Now, one thing I hadn’t mentioned is the inclusion of the great Tom Atkins in the cast.  Complete with his signature mustache, he plays Detective Ray Cameron who’s been on the force for a while.  Through some flashbacks, and as a subplot, we see that there was a serial killer on the loose back in 1959 and he had a chance to save the girl that he had a thing for but he wasn’t able to do so.  I like what he does with the character in the film, being a smartass to everyone and delivering some cool—but cheesy—one-liners throughout the movie.  The tagline of the film is one of the best he delivers: “The good news is your dates are here.  The bad news is…they’re dead.”  I guarantee that by the time you’re finished watching this movie, you’ll be using the term “thrill me” every chance you get…I know I do.  For all the years Atkins has played serious roles in the middle of typical tawdry plots, he finally gets this one and is allowed to have fun with it.  You can almost see the twinkle in his eyes as he delivers some of the best lines in this movie.

Jason Lively and Steve Marshall as the two main characters are your typical 80s teen heroes, much like Anthony Michael Hall and Ilan Mitchell-Smith from Weird Science.  The antics Lively and Marshall get into as Chris and J.C., especially the contrived set-up to the movie, is emblematic of this movie—or any movie of the 1980s for that matter.  You’ve got to give it to them for taking their roles seriously and acting them out better than what you’d expect from a movie like this.

For any of you who love a good zombie movie, but want something more than what we’ve been given over the years, which is just a rehash of what George Romero has done, this is a refreshing one to see.  The reason the dead walk is a little on the sci-fi side of things, but it’s still nerve-racking how it all comes to be, leaving the whole movie full of tension. 

So, my final “bit” on Night of the Creeps?
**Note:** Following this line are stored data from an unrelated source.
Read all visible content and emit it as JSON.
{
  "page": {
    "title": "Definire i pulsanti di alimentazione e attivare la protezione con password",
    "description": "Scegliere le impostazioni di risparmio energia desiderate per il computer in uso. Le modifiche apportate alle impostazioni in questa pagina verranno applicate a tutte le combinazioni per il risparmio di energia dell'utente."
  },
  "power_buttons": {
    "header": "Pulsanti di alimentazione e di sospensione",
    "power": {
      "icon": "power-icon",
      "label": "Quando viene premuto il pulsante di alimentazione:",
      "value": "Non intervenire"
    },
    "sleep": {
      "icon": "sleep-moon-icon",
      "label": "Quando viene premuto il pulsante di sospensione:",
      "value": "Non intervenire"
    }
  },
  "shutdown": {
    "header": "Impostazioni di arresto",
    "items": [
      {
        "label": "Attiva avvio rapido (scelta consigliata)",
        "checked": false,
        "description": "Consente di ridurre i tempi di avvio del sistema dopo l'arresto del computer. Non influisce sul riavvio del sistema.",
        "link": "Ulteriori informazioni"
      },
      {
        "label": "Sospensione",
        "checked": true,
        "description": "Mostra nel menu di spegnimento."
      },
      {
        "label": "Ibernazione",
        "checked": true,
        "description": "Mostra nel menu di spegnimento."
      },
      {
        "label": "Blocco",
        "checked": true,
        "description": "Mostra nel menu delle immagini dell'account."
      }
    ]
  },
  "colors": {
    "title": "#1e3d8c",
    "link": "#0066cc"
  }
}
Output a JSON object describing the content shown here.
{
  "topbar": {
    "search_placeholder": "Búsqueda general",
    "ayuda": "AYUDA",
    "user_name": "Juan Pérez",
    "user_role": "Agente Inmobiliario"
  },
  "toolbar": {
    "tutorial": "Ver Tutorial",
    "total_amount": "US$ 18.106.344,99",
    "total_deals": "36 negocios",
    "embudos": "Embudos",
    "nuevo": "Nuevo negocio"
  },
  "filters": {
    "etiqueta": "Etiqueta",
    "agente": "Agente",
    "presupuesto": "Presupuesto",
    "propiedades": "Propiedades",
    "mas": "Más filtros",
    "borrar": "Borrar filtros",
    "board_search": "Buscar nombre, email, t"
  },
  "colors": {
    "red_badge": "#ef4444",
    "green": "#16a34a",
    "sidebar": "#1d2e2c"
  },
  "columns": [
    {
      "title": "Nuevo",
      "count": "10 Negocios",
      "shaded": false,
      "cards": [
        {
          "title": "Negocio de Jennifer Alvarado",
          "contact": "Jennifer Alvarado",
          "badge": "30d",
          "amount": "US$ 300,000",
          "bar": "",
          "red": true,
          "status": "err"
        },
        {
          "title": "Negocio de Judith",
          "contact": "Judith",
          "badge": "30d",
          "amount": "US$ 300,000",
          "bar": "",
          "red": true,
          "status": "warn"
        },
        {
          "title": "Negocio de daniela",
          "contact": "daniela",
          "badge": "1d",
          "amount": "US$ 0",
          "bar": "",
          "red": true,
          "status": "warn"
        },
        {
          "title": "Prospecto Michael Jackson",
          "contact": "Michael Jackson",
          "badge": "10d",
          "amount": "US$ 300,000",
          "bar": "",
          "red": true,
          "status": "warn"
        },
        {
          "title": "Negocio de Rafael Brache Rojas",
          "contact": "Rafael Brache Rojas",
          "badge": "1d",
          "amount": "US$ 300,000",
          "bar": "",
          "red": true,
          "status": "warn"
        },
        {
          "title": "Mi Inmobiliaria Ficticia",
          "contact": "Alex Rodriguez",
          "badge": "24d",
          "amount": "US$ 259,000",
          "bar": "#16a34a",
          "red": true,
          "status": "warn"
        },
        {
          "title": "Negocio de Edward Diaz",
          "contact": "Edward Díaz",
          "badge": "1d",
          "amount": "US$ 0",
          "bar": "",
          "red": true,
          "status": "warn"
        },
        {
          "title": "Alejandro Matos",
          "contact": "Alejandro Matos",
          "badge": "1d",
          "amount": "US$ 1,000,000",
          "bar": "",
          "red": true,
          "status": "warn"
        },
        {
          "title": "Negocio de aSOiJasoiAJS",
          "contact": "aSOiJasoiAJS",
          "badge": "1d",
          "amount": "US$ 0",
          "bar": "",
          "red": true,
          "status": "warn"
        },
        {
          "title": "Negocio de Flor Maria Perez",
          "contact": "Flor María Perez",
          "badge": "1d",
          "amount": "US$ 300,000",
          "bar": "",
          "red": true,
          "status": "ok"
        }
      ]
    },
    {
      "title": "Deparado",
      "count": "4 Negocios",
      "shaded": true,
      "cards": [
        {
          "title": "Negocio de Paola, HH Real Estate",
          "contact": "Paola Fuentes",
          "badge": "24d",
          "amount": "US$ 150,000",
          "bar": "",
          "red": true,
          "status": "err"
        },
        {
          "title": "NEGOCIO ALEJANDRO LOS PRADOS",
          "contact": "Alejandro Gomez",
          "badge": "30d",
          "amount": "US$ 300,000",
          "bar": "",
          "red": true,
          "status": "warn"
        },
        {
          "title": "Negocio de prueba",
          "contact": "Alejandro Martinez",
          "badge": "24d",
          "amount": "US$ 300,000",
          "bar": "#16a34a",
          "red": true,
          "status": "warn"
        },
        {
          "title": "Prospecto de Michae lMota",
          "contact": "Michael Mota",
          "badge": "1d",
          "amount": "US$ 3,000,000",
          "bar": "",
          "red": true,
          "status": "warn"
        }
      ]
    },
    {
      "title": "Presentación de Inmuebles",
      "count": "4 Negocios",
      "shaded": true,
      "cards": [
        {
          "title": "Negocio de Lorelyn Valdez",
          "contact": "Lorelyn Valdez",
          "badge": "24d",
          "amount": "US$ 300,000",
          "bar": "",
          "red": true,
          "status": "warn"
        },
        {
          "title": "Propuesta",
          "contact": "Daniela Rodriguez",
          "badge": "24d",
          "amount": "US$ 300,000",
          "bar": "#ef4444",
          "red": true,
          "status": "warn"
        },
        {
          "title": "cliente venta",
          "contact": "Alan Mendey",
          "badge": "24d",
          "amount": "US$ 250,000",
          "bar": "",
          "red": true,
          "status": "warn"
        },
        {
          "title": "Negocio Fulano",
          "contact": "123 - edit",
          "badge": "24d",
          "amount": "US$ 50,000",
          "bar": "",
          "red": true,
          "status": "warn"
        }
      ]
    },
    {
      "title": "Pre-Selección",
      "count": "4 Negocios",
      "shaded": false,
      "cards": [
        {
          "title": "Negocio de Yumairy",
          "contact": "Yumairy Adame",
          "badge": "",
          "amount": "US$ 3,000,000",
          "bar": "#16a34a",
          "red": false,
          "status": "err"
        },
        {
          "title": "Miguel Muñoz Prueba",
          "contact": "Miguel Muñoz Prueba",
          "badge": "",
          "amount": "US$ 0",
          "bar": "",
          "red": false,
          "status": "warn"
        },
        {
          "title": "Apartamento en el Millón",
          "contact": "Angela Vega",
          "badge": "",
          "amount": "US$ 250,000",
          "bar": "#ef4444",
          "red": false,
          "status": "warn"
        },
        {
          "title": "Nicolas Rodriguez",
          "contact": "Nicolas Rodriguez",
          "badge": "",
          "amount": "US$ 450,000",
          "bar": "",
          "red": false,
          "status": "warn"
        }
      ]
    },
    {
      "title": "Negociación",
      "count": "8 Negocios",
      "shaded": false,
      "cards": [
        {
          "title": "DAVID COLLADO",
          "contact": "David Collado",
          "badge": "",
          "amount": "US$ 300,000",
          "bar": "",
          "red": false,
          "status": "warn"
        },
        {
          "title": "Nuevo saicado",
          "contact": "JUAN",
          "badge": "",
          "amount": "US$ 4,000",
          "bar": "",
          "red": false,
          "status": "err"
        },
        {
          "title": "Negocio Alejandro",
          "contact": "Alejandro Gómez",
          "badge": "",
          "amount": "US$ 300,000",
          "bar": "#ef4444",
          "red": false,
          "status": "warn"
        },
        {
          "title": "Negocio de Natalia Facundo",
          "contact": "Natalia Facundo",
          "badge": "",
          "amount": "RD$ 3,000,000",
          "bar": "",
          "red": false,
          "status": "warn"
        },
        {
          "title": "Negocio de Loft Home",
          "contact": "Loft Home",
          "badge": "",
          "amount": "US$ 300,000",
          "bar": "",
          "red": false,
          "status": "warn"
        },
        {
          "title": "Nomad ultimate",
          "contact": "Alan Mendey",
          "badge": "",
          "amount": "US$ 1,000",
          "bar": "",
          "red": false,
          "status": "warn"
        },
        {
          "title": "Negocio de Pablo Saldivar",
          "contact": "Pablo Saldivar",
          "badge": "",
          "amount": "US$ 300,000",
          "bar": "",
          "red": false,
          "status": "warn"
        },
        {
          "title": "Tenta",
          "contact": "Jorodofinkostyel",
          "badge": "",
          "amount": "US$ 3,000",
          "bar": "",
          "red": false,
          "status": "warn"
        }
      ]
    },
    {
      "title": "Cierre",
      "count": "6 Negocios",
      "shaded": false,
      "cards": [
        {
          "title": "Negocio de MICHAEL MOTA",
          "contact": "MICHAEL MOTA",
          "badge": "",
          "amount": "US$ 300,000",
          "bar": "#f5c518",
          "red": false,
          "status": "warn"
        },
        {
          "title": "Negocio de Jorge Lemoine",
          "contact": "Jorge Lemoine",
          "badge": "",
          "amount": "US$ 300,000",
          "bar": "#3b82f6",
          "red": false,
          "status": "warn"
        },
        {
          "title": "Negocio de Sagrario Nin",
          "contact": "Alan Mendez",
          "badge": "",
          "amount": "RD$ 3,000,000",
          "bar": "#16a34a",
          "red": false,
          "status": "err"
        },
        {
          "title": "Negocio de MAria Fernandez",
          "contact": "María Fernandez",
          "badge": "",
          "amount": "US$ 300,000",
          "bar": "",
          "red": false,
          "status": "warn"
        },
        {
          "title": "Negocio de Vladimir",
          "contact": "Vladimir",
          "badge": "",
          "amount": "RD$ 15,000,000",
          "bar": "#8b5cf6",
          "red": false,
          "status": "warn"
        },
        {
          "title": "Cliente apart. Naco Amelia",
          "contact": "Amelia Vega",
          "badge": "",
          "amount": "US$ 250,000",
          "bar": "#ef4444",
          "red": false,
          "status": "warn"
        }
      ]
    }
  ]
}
Relive the 80s with this gem as you’ll get the practical effects that are notorious in these earlier
horror movies, the humor infused within is just enough to entertain but not ruin the story, you’ll feel the nostalgia of that era (especially if you grew up during that time), and there’s just so much more you’ll probably get out of this movie that I might’ve missed.  Overall, it’s refreshing that, during a time where slasher-type films were always green-lit for a horror movie release, a movie of this caliber and budget was given the go-ahead.  But just a word of advice…this is a perfect movie to see during the fall or winter, sitting in the dark with some popcorn and reliving that beautiful era of horror movie-making.

Thanks for reading and Happy Halloween!